Bu saydığımız ülkelerin hepsinde ve tüm dünyada ama özellikle de bizim ülkemizde beton kesinlikle yasak edilmelidir. Konut sorunu mu? Hemen karşısına doğum kontrolü diyorum. Fransızlar sahip oldukları değerlerin farkındalar ve onları dünyaya gıcır gıcır cilalayıp sunuyorlar, hatta biraz fazla cilalı olarak ama İtalyanlar sanki insana orayı ilk sen keşfetmişsin duygusunu vermeyi daha iyi biliyorlar…
Çevre mi dediniz? Bu saydığımız tüm ülkelerde aslında aynı düzen sürüyor yani çevre sizlere ömür. Hayat “gelsin mangırlar dolsun cebimize” anlayışıyla yönetiliyor… Beton, çevreyi kirleten enerjiler, her şey doğayı kısa yoldan mahvetmeye yönelik. Benden sonrası tufan anlayışı hâkim…
Televizyonda ilgiyle izlenen bir yemek programı yapıyorsunuz. Bu arada gıda güvenliği de en hayati konulardan biri haline geldi.

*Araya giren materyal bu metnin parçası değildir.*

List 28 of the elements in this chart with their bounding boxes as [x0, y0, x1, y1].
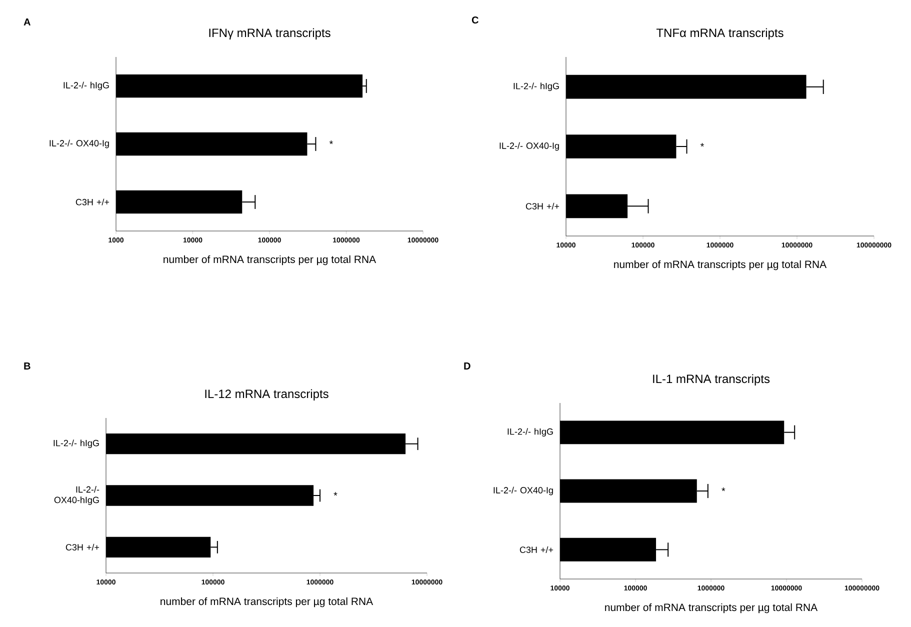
x-axis-title: number of mRNA transcripts per µg total RNA [164, 255, 376, 266]
chart-title: TNFα mRNA transcripts [656, 28, 784, 40]
text: D [464, 362, 470, 370]
text: B [24, 362, 30, 370]
y-tick-label: IL-2-/- OX40-Ig [50, 140, 109, 148]
annotation: * [700, 143, 704, 147]
x-axis-title: number of mRNA transcripts per µg total RNA [605, 603, 818, 614]
y-tick-label: IL-2-/- hIgG [54, 440, 99, 448]
annotation: * [334, 492, 338, 496]
chart-title: IFNγ mRNA transcripts [209, 28, 330, 40]
y-tick-label: IL-2-/- hIgG [64, 82, 109, 90]
annotation: * [722, 488, 726, 492]
chart-title: IL-12 mRNA transcripts [205, 389, 328, 400]
text: C [472, 16, 478, 24]
x-axis-title: number of mRNA transcripts per µg total RNA [614, 260, 827, 270]
y-tick-label: C3H +/+ [76, 198, 110, 206]
y-tick-label: IL-2-/- OX40-Ig [494, 486, 553, 496]
y-tick-label: C3H +/+ [66, 544, 100, 550]
y-tick-label: IL-2-/- OX40-hIgG [54, 486, 100, 505]
y-tick-label: IL-2-/- hIgG [514, 82, 559, 92]
x-axis-title: number of mRNA transcripts per µg total RNA [160, 597, 374, 608]
y-tick-label: IL-2-/- hIgG [508, 428, 553, 437]
chart-title: IL-1 mRNA transcripts [653, 374, 770, 386]
y-tick-label: C3H +/+ [526, 202, 560, 210]
y-tick-label: IL-2-/- OX40-Ig [500, 142, 559, 151]
annotation: * [329, 140, 333, 144]
text: A [24, 18, 30, 26]
y-tick-label: C3H +/+ [520, 546, 554, 553]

Organik gıdalar, pazarlar Türkiye’de de hızla yayılıyor. Bir yandan da GDO’lu ürünler hayatımıza sızıyor. Bu konularda ne düşünüyorsunuz?

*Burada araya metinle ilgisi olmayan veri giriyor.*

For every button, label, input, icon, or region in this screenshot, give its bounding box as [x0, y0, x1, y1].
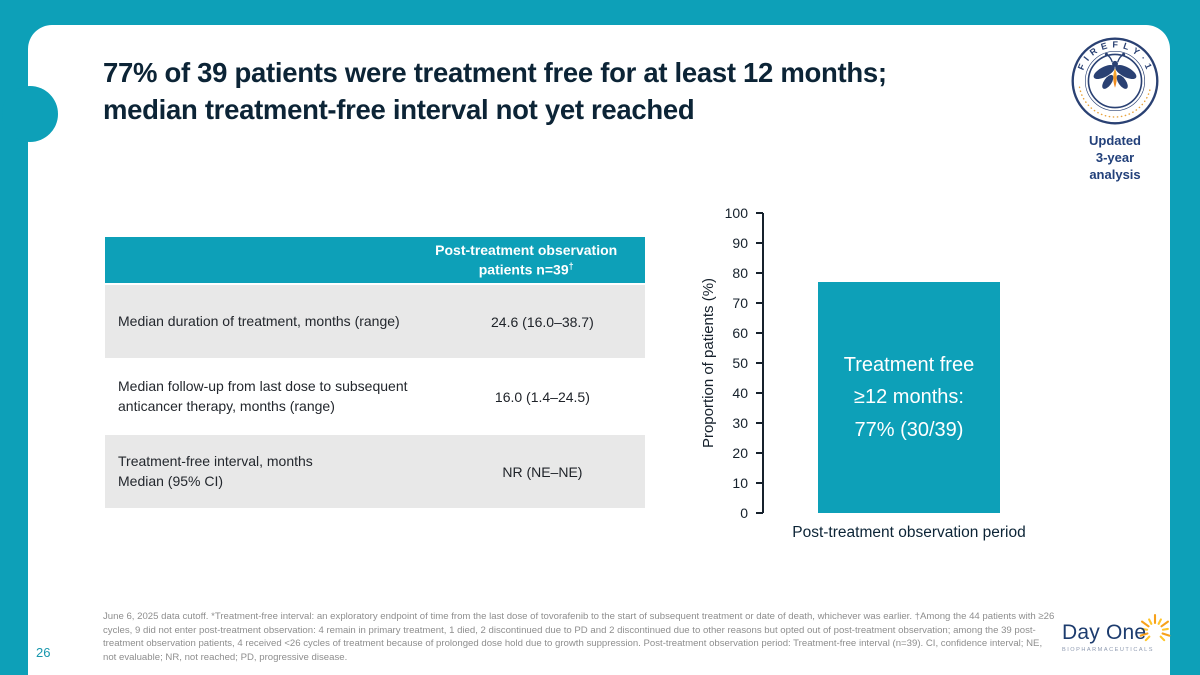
- y-axis-tick-label: 80: [732, 265, 748, 281]
- y-axis-tick-label: 30: [732, 415, 748, 431]
- y-axis-tick: [756, 362, 763, 364]
- y-axis-tick-label: 90: [732, 235, 748, 251]
- y-axis-tick: [756, 482, 763, 484]
- table-header-row: Post-treatment observation patients n=39…: [105, 237, 645, 283]
- slide-title: 77% of 39 patients were treatment free f…: [103, 57, 887, 125]
- day-one-logo: Day One BIOPHARMACEUTICALS: [1062, 613, 1176, 653]
- row-value: 24.6 (16.0–38.7): [491, 313, 594, 330]
- firefly-badge: F I R E F L Y · 1 Updated 3-year analysi…: [1070, 36, 1160, 184]
- row-label: Median follow-up from last dose to subse…: [118, 377, 408, 414]
- y-axis-tick-label: 70: [732, 295, 748, 311]
- y-axis-tick: [756, 512, 763, 514]
- y-axis-tick-label: 0: [740, 505, 748, 521]
- y-axis-tick-label: 40: [732, 385, 748, 401]
- firefly-icon: [1093, 52, 1137, 89]
- row-label: Treatment-free interval, months Median (…: [118, 452, 313, 489]
- logo-wordmark: Day One: [1062, 621, 1147, 644]
- row-label: Median duration of treatment, months (ra…: [118, 312, 400, 329]
- badge-caption: Updated 3-year analysis: [1089, 133, 1141, 182]
- left-notch: [2, 86, 58, 142]
- row-value: 16.0 (1.4–24.5): [494, 388, 590, 405]
- y-axis-tick: [756, 212, 763, 214]
- y-axis-tick: [756, 242, 763, 244]
- summary-table: Post-treatment observation patients n=39…: [105, 237, 645, 508]
- y-axis-tick: [756, 272, 763, 274]
- sun-icon: [1139, 613, 1171, 642]
- bar-treatment-free: Treatment free ≥12 months: 77% (30/39): [818, 282, 1000, 513]
- firefly-badge-icon: F I R E F L Y · 1: [1071, 37, 1159, 125]
- table-row: Median duration of treatment, months (ra…: [105, 285, 645, 358]
- table-header-line2: patients n=39†: [478, 260, 574, 278]
- table-header-line1: Post-treatment observation: [435, 241, 618, 258]
- bar-label: Treatment free ≥12 months: 77% (30/39): [843, 353, 975, 441]
- y-axis-tick-label: 100: [724, 205, 748, 221]
- footnote: June 6, 2025 data cutoff. *Treatment-fre…: [103, 611, 1055, 663]
- y-axis-tick: [756, 332, 763, 334]
- logo-tagline: BIOPHARMACEUTICALS: [1062, 647, 1154, 653]
- y-axis-tick-label: 10: [732, 475, 748, 491]
- row-value: NR (NE–NE): [502, 463, 583, 480]
- y-axis-tick: [756, 452, 763, 454]
- y-axis-tick-label: 20: [732, 445, 748, 461]
- y-axis-tick: [756, 422, 763, 424]
- table-header-cell: Post-treatment observation patients n=39…: [407, 241, 645, 279]
- y-axis-tick: [756, 302, 763, 304]
- x-axis-label: Post-treatment observation period: [792, 524, 1026, 541]
- y-axis-tick-label: 50: [732, 355, 748, 371]
- table-row: Treatment-free interval, months Median (…: [105, 435, 645, 508]
- page-number: 26: [36, 645, 51, 660]
- y-axis-tick: [756, 392, 763, 394]
- bar-chart: Proportion of patients (%) Treatment fre…: [690, 200, 1070, 565]
- table-row: Median follow-up from last dose to subse…: [105, 360, 645, 433]
- y-axis-tick-label: 60: [732, 325, 748, 341]
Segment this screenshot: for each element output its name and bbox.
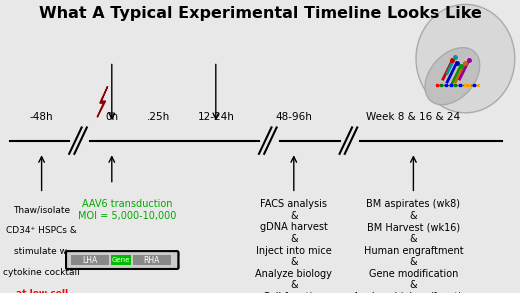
Text: LHA: LHA bbox=[82, 255, 97, 265]
Text: at low cell: at low cell bbox=[16, 289, 68, 293]
Text: Thaw/isolate: Thaw/isolate bbox=[13, 205, 70, 214]
Text: 48-96h: 48-96h bbox=[276, 112, 312, 122]
Text: 0h: 0h bbox=[105, 112, 119, 122]
Ellipse shape bbox=[416, 4, 515, 113]
FancyBboxPatch shape bbox=[66, 251, 178, 269]
Text: -48h: -48h bbox=[30, 112, 54, 122]
Bar bbox=[133, 255, 171, 265]
Text: Week 8 & 16 & 24: Week 8 & 16 & 24 bbox=[366, 112, 461, 122]
Text: stimulate w.: stimulate w. bbox=[14, 247, 69, 256]
Bar bbox=[111, 255, 131, 265]
Text: CD34⁺ HSPCs &: CD34⁺ HSPCs & bbox=[6, 226, 77, 235]
Text: RHA: RHA bbox=[144, 255, 160, 265]
Text: cytokine cocktail: cytokine cocktail bbox=[3, 268, 80, 277]
Text: .25h: .25h bbox=[147, 112, 170, 122]
Text: Gene: Gene bbox=[111, 257, 130, 263]
Text: BM aspirates (wk8)
&
BM Harvest (wk16)
&
Human engraftment
&
Gene modification
&: BM aspirates (wk8) & BM Harvest (wk16) &… bbox=[353, 199, 474, 293]
Polygon shape bbox=[97, 86, 108, 117]
Text: 12-24h: 12-24h bbox=[198, 112, 234, 122]
Bar bbox=[71, 255, 109, 265]
Text: FACS analysis
&
gDNA harvest
&
Inject into mice
&
Analyze biology
&
Cell functio: FACS analysis & gDNA harvest & Inject in… bbox=[255, 199, 332, 293]
Ellipse shape bbox=[425, 48, 480, 105]
Text: AAV6 transduction
MOI = 5,000-10,000: AAV6 transduction MOI = 5,000-10,000 bbox=[78, 199, 177, 221]
Text: What A Typical Experimental Timeline Looks Like: What A Typical Experimental Timeline Loo… bbox=[38, 6, 482, 21]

Programım bir yemek programı değil bir sohbet programı, yemek de cabası… Türkiye’deki organik mallara nasıl güvenebileceğimi bilemiyorum açıkçası. GDO’lu ürünlerin de birçok yere zaten sızmış olduğunu düşünüyorum. Çünkü ciddi bir tohum sorunu var.
Diğer mutfaklara kıyasla Türkler ne kadar doğal beslenebiliyor?
Valla bilemiyorum çünkü bizde eğitim seviyesi son derece düşük. Dolayısıyla tarım ilaç ve gübreleri ne kadar bilinçli kullanılıyor, hiç bilemiyoruz. Evet, başta söylediğiniz gibi karamsarım… Karamsarım çünkü bu konuda insanın tek başına kendini kurtarması mümkün değil. Gider Ege’de kendi tarımını yaparsın ama yağan yağmur sana tüm kirliliği getirir. Yani dünya ya toptan batacak ya toptan kurtulacak…
Cihangir’i Koruma Derneği 10. Yılını devirdi; Kuzguncuk’taki Semt Derneği de bir süredir oldukça faal. Bu tür örnekler sizin açınızdan nasıl değerlendirilmeli?
Cihangir’i Koruma Derneği ve Kuzguncuk Semt Derneği gibi örgütlerin giderek artması son derece önemli. Tamamen destekliyorum.